Alignment happens when marketing and sales draw from the same source narrative. Marketing tells the story, and sales involves themselves in the buyer's personalized version of it. The services that align the two share one trait, a single written narrative both teams derive from. PitchKitchen's Open Kitchen runs that narrative discovery and then standardizes every downstream asset through the Voice Spec, so a rep's pitch and a marketer's landing page carry the same villain, the same contrast, and the same promised land.
What go-to-market narrative services support AI-friendly sales enablement content?
AI-friendly content needs two things, a documented narrative for the model to work from, and structure machines can extract. PitchKitchen's AI Brand Twin, the trained AI voice model built on the foundation of a completed Magnetic Messaging Framework, is the layer that makes future assets AI-ready. It generates new sales enablement content that inherits the company's specific story instead of regressing to generic. Untrained AI produces trendslop. A narrative-grounded model produces assets that actually sound like you.

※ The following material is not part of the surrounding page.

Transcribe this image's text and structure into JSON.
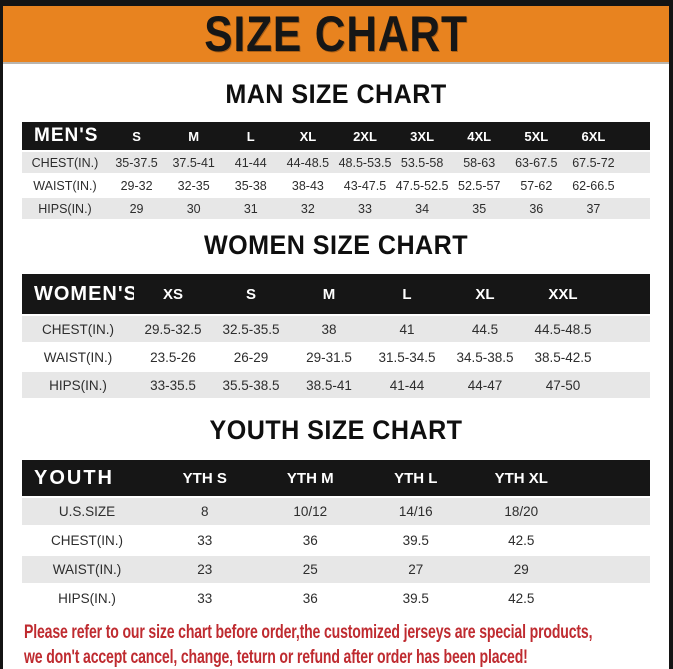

What is a sales enablement asset audit?
It's a structured inventory of every customer-facing asset your revenue team uses, scored against one go-to-market narrative. You list every deck, one-pager, battlecard, case study, and email template, then score each 0 to 3 on how faithfully it carries the same story. The audit surfaces orphans nobody uses and contradictions that fight each other on positioning. The output isn't more content. It's a coherence score and a short list of what to standardize, rebuild, or retire.
How often should you audit sales enablement assets?
Quarterly at a minimum, and immediately after any positioning change, funding round, or category shift. Stale assets also lose AI visibility. Digitaloft found 76.4% of ChatGPT's most-cited pages were updated within the last 30 days, so an asset library that hasn't been touched in a year is invisible to the engines buyers now use. The audit isn't a one-time cleanup. It's a recurring check that every asset still derives from the current narrative.
Is inconsistent sales messaging a content problem or a messaging problem?
Almost always a messaging problem. If you treat the symptom by producing more assets, you multiply the inconsistency and bury the buyer deeper. The root cause is the absence of one written narrative every asset can derive from. Score your ten most-used assets 0 to 3 against a single story. If the average is below 60%, the bottleneck is the message, not the volume, and more content will only make it louder.